What might we expect from the planned rezoning of single-family neighborhoods in our town? More housing, we are told, and a wider range of housing types. These latter are meant to answer a demand for so-called “missing middle” housing – although this designation, as the Mayor and Town Council staff have made quite clear – has no connection to middle-income or affordable housing. The phrase is quite deceptive and also unfortunate, as the strongest need in Chapel Hill is for affordable housing rather than the market-price duplexes and ADUs (accessory dwelling units) likely to be built on newly rezoned lots.
So we can’t expect the rezoning to address affordable housing. We can expect developers and their investors to make a killing and other wealthy stakeholders to cash in. We can anticipate the destruction of precious greenspace and woodland within Chapel Hill and a severe curtailment of residents’ access to nature. The effort to counter sprawl by increasing density requires such destruction, as planners deem it better to conserve nature at the margins of cities than to integrate it meaningfully into the lives of town residents. Although the idea of density is to reduce driving, we will most likely have to drive out to “visit” trees like tourists viewing a monument.
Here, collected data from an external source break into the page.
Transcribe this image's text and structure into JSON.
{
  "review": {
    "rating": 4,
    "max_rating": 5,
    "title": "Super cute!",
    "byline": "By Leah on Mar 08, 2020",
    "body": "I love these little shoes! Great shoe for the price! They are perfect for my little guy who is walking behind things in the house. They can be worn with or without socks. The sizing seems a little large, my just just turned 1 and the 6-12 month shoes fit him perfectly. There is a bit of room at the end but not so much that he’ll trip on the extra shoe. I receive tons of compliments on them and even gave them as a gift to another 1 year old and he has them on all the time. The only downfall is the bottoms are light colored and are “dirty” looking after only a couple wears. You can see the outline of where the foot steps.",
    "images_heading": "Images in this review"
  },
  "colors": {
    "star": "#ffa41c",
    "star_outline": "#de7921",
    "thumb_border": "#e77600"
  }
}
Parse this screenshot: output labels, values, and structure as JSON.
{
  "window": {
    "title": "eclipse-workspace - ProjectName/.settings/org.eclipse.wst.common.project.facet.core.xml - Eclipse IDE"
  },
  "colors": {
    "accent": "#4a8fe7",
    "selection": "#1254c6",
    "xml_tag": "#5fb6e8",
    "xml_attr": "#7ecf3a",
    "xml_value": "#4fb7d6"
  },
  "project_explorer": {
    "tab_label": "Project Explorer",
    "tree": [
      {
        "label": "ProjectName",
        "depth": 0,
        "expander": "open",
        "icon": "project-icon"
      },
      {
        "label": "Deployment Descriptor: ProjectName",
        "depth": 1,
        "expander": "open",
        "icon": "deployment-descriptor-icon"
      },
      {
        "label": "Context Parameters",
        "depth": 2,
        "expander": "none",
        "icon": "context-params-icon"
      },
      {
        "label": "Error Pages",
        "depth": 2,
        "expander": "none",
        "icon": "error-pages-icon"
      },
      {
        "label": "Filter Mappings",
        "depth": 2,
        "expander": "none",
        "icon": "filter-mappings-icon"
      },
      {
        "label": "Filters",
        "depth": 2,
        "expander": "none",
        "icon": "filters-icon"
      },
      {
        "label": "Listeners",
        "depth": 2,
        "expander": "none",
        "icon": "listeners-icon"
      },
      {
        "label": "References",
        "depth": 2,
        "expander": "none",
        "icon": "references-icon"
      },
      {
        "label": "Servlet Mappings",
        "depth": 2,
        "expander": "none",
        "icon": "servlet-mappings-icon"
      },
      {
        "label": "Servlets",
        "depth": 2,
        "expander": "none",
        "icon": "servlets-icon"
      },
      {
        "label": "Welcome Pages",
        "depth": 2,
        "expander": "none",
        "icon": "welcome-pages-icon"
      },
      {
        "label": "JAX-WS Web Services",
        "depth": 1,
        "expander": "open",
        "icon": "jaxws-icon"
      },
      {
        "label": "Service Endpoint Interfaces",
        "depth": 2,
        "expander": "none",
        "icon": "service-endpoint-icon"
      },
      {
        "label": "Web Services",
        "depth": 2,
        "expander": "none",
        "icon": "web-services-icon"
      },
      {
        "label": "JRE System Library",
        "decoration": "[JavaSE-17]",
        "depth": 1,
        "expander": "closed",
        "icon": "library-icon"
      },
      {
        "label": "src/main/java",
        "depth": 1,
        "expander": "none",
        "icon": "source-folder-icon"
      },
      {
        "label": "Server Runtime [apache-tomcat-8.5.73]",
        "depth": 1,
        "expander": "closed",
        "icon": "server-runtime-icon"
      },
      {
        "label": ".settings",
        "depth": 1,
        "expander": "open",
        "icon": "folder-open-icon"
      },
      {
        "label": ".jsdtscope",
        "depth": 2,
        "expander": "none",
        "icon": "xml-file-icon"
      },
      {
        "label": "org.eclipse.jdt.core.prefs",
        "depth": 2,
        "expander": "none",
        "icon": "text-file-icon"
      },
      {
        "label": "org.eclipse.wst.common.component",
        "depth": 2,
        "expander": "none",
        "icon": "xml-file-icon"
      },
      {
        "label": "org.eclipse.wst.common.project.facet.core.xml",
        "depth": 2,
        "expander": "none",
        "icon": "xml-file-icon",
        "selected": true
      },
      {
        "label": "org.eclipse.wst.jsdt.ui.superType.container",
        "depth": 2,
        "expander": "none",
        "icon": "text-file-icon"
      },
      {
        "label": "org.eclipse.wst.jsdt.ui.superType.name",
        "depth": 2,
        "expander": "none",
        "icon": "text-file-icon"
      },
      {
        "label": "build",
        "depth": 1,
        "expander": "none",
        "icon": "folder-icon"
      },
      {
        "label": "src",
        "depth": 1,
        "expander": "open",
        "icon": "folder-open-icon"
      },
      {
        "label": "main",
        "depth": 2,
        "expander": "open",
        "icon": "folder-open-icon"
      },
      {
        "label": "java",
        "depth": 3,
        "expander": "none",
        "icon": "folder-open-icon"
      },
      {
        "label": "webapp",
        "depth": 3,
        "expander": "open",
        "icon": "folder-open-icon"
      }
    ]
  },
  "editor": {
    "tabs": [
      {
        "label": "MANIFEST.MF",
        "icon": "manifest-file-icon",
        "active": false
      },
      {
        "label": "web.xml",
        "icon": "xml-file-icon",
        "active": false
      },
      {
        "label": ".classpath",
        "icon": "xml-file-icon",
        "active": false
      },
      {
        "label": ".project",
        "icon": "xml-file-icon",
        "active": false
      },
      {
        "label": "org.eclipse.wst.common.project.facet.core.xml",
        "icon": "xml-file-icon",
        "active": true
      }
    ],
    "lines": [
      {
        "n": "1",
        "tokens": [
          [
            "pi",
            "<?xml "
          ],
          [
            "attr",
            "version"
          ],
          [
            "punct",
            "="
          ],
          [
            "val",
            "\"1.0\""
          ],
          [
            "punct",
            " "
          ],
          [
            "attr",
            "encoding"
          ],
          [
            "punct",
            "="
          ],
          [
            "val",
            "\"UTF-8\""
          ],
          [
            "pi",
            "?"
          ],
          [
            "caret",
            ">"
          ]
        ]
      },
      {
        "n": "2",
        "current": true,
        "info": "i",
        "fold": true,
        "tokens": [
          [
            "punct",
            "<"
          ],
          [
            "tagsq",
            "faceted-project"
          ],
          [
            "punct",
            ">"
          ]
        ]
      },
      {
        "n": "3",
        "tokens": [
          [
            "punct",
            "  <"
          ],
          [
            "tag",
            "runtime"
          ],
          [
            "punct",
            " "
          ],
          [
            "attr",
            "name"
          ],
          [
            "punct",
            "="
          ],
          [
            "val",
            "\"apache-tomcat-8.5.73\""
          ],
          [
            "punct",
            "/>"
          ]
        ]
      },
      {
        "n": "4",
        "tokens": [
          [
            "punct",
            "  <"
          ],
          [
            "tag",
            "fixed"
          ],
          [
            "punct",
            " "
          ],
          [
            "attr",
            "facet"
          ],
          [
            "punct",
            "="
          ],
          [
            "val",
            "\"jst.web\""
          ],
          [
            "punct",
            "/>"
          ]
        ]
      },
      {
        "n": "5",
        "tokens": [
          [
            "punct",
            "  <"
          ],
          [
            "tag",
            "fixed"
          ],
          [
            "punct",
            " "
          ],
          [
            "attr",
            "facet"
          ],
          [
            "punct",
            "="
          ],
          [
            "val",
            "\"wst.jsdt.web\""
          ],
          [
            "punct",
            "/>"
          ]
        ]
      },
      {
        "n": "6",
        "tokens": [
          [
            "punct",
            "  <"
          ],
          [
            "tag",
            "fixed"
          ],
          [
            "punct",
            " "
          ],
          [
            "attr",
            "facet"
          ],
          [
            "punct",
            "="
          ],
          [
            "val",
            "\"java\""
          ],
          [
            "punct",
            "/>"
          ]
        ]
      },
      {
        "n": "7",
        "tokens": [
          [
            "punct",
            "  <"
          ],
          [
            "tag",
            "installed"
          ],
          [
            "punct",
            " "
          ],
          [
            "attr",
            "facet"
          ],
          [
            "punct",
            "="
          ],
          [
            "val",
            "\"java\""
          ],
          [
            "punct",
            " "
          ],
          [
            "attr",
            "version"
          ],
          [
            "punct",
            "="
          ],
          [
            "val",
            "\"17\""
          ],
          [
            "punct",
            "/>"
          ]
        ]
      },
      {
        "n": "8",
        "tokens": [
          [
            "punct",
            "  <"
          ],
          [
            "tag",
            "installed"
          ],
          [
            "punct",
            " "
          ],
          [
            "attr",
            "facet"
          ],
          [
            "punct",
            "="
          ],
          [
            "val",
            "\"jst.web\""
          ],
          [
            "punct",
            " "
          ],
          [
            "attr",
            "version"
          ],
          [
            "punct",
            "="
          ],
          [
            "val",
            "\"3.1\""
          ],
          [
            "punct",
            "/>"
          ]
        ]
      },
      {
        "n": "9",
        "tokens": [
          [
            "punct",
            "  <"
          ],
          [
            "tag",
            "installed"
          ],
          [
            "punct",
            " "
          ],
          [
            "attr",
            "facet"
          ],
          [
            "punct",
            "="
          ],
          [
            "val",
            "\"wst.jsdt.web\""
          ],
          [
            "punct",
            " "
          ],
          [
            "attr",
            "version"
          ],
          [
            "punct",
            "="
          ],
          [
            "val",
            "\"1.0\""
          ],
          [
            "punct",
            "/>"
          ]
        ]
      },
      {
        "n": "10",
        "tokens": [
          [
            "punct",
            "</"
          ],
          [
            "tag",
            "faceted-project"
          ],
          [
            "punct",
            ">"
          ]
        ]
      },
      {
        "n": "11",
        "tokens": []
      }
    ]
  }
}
The social fallout of the proposed rezoning is likely to be marked. Being so eager to build a town for future residents, we’re less attentive to the lives of those who are already here. Houses of all kinds are not just utilitarian structures or commodities to be traded. They are homes with powerful personal and social meanings for those who inhabit them. We develop a sense of place and identity through our dwellings; we invest in them not just our economic resources but our spiritual and emotional assets as well. We bond with our homes, whether they are single rooms or palaces, and understand our communities through the rootedness and responsibilities they bring. It’s this sense of place and neighborhood, these feelings of love and connection – the less tangible, less material qualities that put the “complete” into “complete communities” – that get lost in the fierce rush to build ourselves into an imaginary nirvana.
Not only will poorer residents be displaced by the profiteering of the construction industry, but neighborhoods offering rich connections and quality of life – many of these built up over time – will alter as our experience of place is reshaped by the money and power of a privileged few. Can no balance be struck between the past and the future, conservation and change, the natural environment and the built, our basic human needs and the quest for financial gain? Let’s keep searching.